Конан наконец добрался до удирающего старейшины и сейчас набросился на охранявших старика лучших воинов села. Хотя лучшие немногим отличались от худших – во всяком случае киммерийца они боялись еще больше. Конану доставило истинное удовольствие полюбоваться на то, как угрюмое и жесткое выражение лиц крестьян сменялось на жутким страхом, как начинали дрожать квадратные подбородки, как, расталкивая друг друга, кмети пытались спрятаться от холодного взгляда голубых глаз… Лучше всего на них действовал вид полностью покрытого кровью меча, огромного и страшного.
Так что варвару пришлось убить только двоих или троих, да и то потому, что они слишком нерасторопно убрались с пути киммерийца. Теперь старик, бледный как собственная борода и трясущийся словно в припадке падучей, стоял перед Конаном. Упасть ему не давал только посох, в который старейшина вцепился, как утопающий в соломинку. Старикан закрыл глаза, чтобы не видеть маячившей прямо перед ним жестокой ухмылки и медленно поднимающегося меча.
Неожиданно перед варваром словно из-под земли вырос человек в странных одеждах – на нем красовался плащ из шкуры громадного волка с капюшоном в виде волчьей головы. На шее неизвестного болталось ожерелье из кривых волчьих клыков, простая кожаная одежда была увешана резными фигурками различных животных, косточками, зубами и тому подобными сухо звякающими амулетами.
«Шаман,» – сообразил Конан. Шаманы, вне всякого сомнения, относились к колдунам, а колдунов варвар на дух не переносил и потому без колебаний замахнулся на неведомо откуда взявшегося противника, решив ненадолго отложить расправу со старейшиной.
Но прежде чем меч киммерийца опустился, шаман резко выдернул из-под мохнатого плаща матово-черный шар с плавающими внутри красноватыми огоньками и сунул под нос варвару. Тот удивленно посмотрел на оказавшуюся перед глазами непонятную вещь… Алые точки и их движения в непроглядной темноте казались такими плавными, завораживающе-красивыми… Меч выпал из внезапно ослабевших пальцев, а сознание начало растворяться в бездонных глубинах шара… Тяжелое тело качнулось вперед и гулко стукнулось о землю у ног шамана.
ГЛАВА СЕДЬМАЯ,
в которой Конан пробует себя в роли жертвы
– Северный ублюдок все еще в стране грез?

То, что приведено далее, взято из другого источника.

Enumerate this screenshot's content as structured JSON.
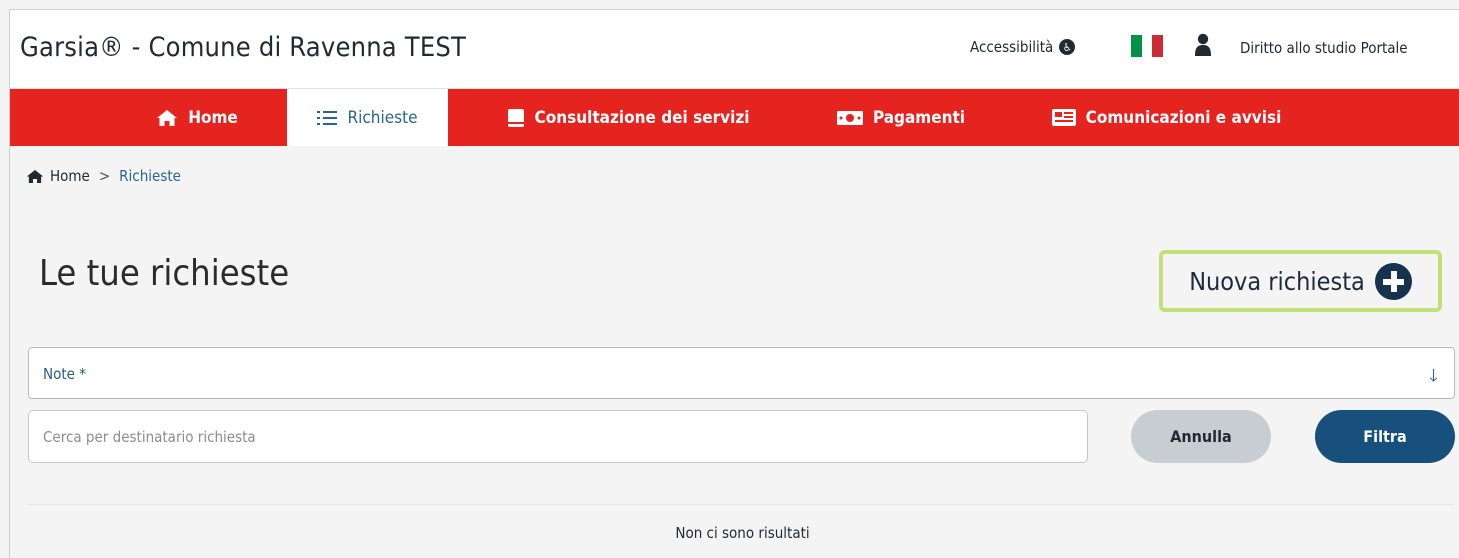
{
  "header": {
    "app_title": "Garsia® - Comune di Ravenna TEST",
    "accessibility_label": "Accessibilità",
    "portal_link": "Diritto allo studio Portale",
    "flag_colors": [
      "#009246",
      "#ffffff",
      "#ce2b37"
    ]
  },
  "nav": {
    "items": [
      {
        "label": "Home",
        "icon": "home-icon"
      },
      {
        "label": "Richieste",
        "icon": "list-icon",
        "active": true
      },
      {
        "label": "Consultazione dei servizi",
        "icon": "book-icon"
      },
      {
        "label": "Pagamenti",
        "icon": "money-icon"
      },
      {
        "label": "Comunicazioni e avvisi",
        "icon": "newspaper-icon"
      }
    ],
    "background_color": "#e52420",
    "active_color": "#2a6592"
  },
  "breadcrumb": {
    "home": "Home",
    "separator": ">",
    "current": "Richieste"
  },
  "page": {
    "title": "Le tue richieste",
    "new_request_label": "Nuova richiesta"
  },
  "filters": {
    "note_label": "Note *",
    "search_placeholder": "Cerca per destinatario richiesta",
    "search_value": "",
    "cancel_label": "Annulla",
    "filter_label": "Filtra"
  },
  "results": {
    "empty_message": "Non ci sono risultati"
  },
  "highlight_color": "#c2e07a"
}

– Нет, он скорее в шаманском шаре!
Голоса долетали откуда-то издалека и звучали глухо, точно их обладатели сидели в огромной бочке.
– Надо его разбудить. Дай ему твоей гадости нюхнуть, может, очухается.

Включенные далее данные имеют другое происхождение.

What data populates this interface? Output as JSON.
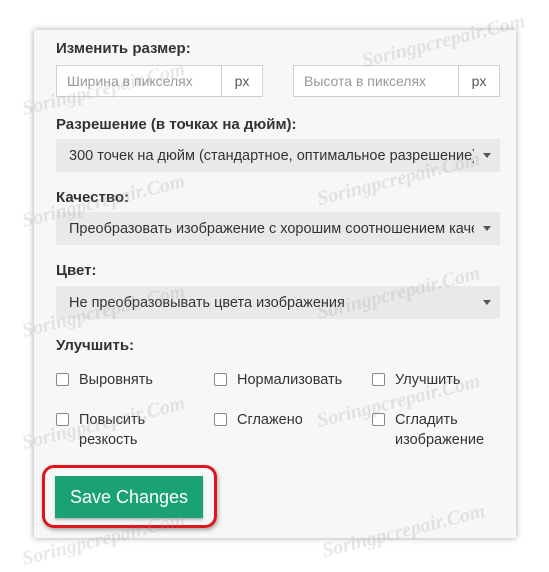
{
  "resize": {
    "label": "Изменить размер:",
    "width_placeholder": "Ширина в пикселях",
    "height_placeholder": "Высота в пикселях",
    "unit": "px"
  },
  "resolution": {
    "label": "Разрешение (в точках на дюйм):",
    "selected": "300 точек на дюйм (стандартное, оптимальное разрешение)"
  },
  "quality": {
    "label": "Качество:",
    "selected": "Преобразовать изображение с хорошим соотношением качества"
  },
  "color": {
    "label": "Цвет:",
    "selected": "Не преобразовывать цвета изображения"
  },
  "enhance": {
    "label": "Улучшить:",
    "options": [
      {
        "label": "Выровнять",
        "checked": false
      },
      {
        "label": "Нормализовать",
        "checked": false
      },
      {
        "label": "Улучшить",
        "checked": false
      },
      {
        "label": "Повысить резкость",
        "checked": false
      },
      {
        "label": "Сглажено",
        "checked": false
      },
      {
        "label": "Сгладить изображение",
        "checked": false
      }
    ]
  },
  "save_label": "Save Changes",
  "watermark": "Soringpcrepair.Com",
  "colors": {
    "button": "#1aa174",
    "highlight": "#e0141b",
    "select_bg": "#e9e9e9"
  }
}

Под нос Конану ударил резкий отвратительный запах анисового корня, смешанного с чем-то совершенно невообразимым. Несмотря на свою едкость, смрадный аромат несколько прочистил мозги и варвар медленно поднял ставшую почему-то очень тяжелой голову. Она незамедлительно отозвалась на столь привычное действие резкой болью, по всему телу прошла судорога. Киммерийца затошнило, он попытался нагнуться вперед, но что-то крепко держало его на месте. Это «что-то», вонзившись в тело, вызвало новую волну боли, и Конана все-таки вырвало. После этого стало полегче, варвар наконец-то разлепил глаза и огляделся.
То, что он обнаружил, совершенно его не обрадовало. Во-первых, он был абсолютно голым, во-вторых, крепко привязанным к толстому столбу. Чуть дальше виднелся еще один столб с неподвижной человеческой фигурой, и еще один… Столбы располагались по кругу, за ними начинался строй мрачных елей, а в центре обширной поляны возвышался огромный деревянный идол. Приглядевшись (первое время зрение то и дело отказывало), Конан понял, что идол изображает оборотня… Только при жизни лесные твари выглядят гораздо симпатичнее.